The Media Ignores Toni Morrison’s Victory

Toni Morrison flashing a “you’ve gotta be kidding me” look during an interview with Charlie Rose.

The corporate media’s criticism of social media is understandable. Without social media, we couldn’t challenge their lies, distortions, and omissions. I began my morning on Wednesday, October 8th with MSNBC’s “Morning Joe,” where millionaire feminist Mika enthusiastically greeted the newly elected Philadelphia Mayor’s proposal to institute “Stop and Frisk.” Judge Shira A. Scheindlin ruled that NYPD’s stop-and-frisk tactics violate the U.S. Constitution’s 4th Amendment prohibition of unreasonable searches and seizures. (On Thursday morning, she welcomed Chris Matthews with open arms. Matthews was fired from MSNBC for sexual harassment.) The only regular on the show who isn’t hooked on a “Morning-in-America” fantasy where Ronald Reagan is always pitching a perfect pitch is Eddie Glaude, Jr.

By the time that “Morning Joe” was finished, my copy of the New York Times had arrived. Bret Stephens, who has a bug up his ass about Black people, had a column entitled “For America’s Jews, Every Day Must Be Oct. 8.”

In it, he made a list of those who were not friends of Jews. Predictably, Black Lives Matter led off the list. The corporate media invites those who disagree with its content to write a letter to the editor. I noticed that Donald Trump was not included in Stephen’s list of those who were not the friends of Jews. I wrote a letter to the NYT:

Mr. Stephens left out Donald Trump, who had dinner with two anti-Semites, Kanye West and Nick Fuentes. Mr. Trump said recently that ‘liberal Jews’ were destroying America. Does he believe that Black Lives Matter has more power than a man who might be a future president? Deceived by then-Attorney General Barr’s spin on the Mueller Report, Stephens said that Democrats should apologize to Trump.

It wasn’t printed. The higher-ups must approve of Stephens’ continued rants against Black people. A former regular contributor to NYT said that he was let go because he called Stephens a racist. Perhaps American Jews were not prepared for the upsurge of anti-Semitism because Stephens and Rabbi Michael Lerner lulled them into complacency by insisting that anti-Semitism was confined to Blacks like Minister Louis Farrakhan.*

When I want to analyze an international crisis in-depth, I turn to Pacifica Radio. However, Amy Goodman annoys me from time to time. She brought up the rape charge against Kobe Bryant on the day of his death without mentioning that his accuser lied and his prosecutor knew that she lied. Goodman’s analysis of the crisis in Gaza is balanced, while corporate media are merely repeating biased information handed to them by Bibi’s spokespersons. The most fawning to these handouts is MSNBC’s Ana Cabrera.

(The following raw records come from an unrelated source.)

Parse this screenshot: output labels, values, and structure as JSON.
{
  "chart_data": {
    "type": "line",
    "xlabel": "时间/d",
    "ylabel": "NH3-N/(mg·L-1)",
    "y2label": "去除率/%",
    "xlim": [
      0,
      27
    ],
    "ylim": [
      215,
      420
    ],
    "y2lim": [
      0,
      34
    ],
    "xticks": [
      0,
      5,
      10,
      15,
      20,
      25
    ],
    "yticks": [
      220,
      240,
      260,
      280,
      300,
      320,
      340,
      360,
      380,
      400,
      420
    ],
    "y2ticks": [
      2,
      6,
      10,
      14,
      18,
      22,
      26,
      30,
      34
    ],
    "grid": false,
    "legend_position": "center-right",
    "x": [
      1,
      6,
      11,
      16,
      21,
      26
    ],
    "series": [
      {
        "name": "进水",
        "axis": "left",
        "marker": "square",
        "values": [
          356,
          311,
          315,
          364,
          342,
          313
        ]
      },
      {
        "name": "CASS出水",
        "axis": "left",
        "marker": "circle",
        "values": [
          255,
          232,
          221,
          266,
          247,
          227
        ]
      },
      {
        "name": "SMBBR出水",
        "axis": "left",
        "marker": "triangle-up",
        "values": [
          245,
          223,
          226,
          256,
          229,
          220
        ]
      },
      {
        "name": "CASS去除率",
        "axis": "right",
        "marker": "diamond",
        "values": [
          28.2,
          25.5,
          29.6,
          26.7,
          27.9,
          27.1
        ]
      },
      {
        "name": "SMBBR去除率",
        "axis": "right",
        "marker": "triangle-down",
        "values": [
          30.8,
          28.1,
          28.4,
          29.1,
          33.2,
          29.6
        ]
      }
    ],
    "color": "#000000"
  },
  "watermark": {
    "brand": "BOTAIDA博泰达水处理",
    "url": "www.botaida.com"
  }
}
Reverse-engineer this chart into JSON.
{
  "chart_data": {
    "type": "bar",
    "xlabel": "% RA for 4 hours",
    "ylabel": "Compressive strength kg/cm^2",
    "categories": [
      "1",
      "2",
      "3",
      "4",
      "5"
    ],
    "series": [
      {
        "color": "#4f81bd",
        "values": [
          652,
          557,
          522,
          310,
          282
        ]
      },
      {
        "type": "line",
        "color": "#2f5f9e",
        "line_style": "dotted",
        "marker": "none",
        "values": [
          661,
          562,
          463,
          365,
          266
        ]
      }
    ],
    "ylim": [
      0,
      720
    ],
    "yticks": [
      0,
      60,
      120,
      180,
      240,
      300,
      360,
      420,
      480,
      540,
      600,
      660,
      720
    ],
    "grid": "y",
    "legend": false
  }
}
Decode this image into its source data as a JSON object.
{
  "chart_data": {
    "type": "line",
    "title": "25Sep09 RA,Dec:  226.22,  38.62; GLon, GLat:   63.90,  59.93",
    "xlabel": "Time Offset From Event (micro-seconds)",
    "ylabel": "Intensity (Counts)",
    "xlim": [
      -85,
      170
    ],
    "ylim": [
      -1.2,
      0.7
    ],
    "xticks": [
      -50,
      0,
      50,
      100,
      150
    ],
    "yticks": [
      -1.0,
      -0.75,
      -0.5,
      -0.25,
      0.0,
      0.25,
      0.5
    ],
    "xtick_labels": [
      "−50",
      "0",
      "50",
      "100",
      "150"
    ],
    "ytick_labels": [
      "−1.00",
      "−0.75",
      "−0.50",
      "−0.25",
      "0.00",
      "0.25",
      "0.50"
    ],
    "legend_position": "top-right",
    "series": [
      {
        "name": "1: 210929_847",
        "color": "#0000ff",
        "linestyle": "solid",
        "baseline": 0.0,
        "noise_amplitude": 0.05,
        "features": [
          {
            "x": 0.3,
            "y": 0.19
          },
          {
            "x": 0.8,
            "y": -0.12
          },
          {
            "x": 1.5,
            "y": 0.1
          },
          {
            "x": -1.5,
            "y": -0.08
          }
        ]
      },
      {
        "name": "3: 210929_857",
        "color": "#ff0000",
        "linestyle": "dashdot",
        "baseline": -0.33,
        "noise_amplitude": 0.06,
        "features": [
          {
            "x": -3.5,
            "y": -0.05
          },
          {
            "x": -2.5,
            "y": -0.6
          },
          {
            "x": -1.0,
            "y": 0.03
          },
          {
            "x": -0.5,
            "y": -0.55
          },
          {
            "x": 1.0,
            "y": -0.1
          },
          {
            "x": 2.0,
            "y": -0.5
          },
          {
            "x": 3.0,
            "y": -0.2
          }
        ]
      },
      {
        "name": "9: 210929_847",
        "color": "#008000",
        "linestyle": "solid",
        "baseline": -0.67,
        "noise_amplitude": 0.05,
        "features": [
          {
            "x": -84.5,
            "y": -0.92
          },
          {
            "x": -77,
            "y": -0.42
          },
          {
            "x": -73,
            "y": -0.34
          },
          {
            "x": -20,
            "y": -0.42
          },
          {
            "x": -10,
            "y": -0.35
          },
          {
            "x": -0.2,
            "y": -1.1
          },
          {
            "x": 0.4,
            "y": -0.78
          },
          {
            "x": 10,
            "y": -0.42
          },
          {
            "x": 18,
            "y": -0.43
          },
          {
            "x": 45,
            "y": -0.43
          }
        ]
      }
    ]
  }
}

Goodman and The Nation magazine’s John Nichols discussed the election results. Commenting on the blow to Glenn Youngkin’s presidential ambitions, whose party lost both the Virginia House and Senate. They failed to mention that Youngkin, a Carlyle Group guy, who won the governorship by demagoguing Toni Morrison’s novel Beloved. Chuck Todd, appearing on MSNBC, made the same omission.

Youngkin had exploited a mother’s complaint, which said that the novel triggered unpleasant emotions in her son. He won the governorship and saw winning the House and Senate as a route to the White House. It turns out that the mother was a Trump operative. One of those who was on to the dirty trick was the online publication Slate on Oct. 31st, 2021:

The campaign ad for Virginia Republican gubernatorial candidate Glenn Youngkin features an older blond woman, wringing her hands and telling a story about a book that her son had to read for school—one that was so upsetting, so explicit, that her ‘heart sunk’ to think of it. Internet sleuths didn’t have to look far to find out thatthe woman was Laura Murphy, a Fairfax County conservative activist; the son is Blake Murphy, who’s now 27 and works for the National Republican Congressional Committee; the traumatizing reading was done almost a decade ago; and the explicit book was Toni Morrison’s much-decorated masterpiece, Beloved.

So Toni, though the alternative and mainstream didn’t notice your victory, I did. You gave this bum’s political ambitions Ali’s phantom punch. Rest in Peace.

Note.

* “The Real Crisis is Selfishness,” by Michael Lerner, Editor, Tikkun: A Bimonthly Jewish Critique of Politics, Culture and Society. Monday, Feb. 28, 1994: “I don’t get so upset by Farrakhan and the other punks who run around the country getting famous by stirring up black anti-Semitism, even though I detest them, think their movements should be ostracized by the black community, and find obnoxious the lies they spew out.”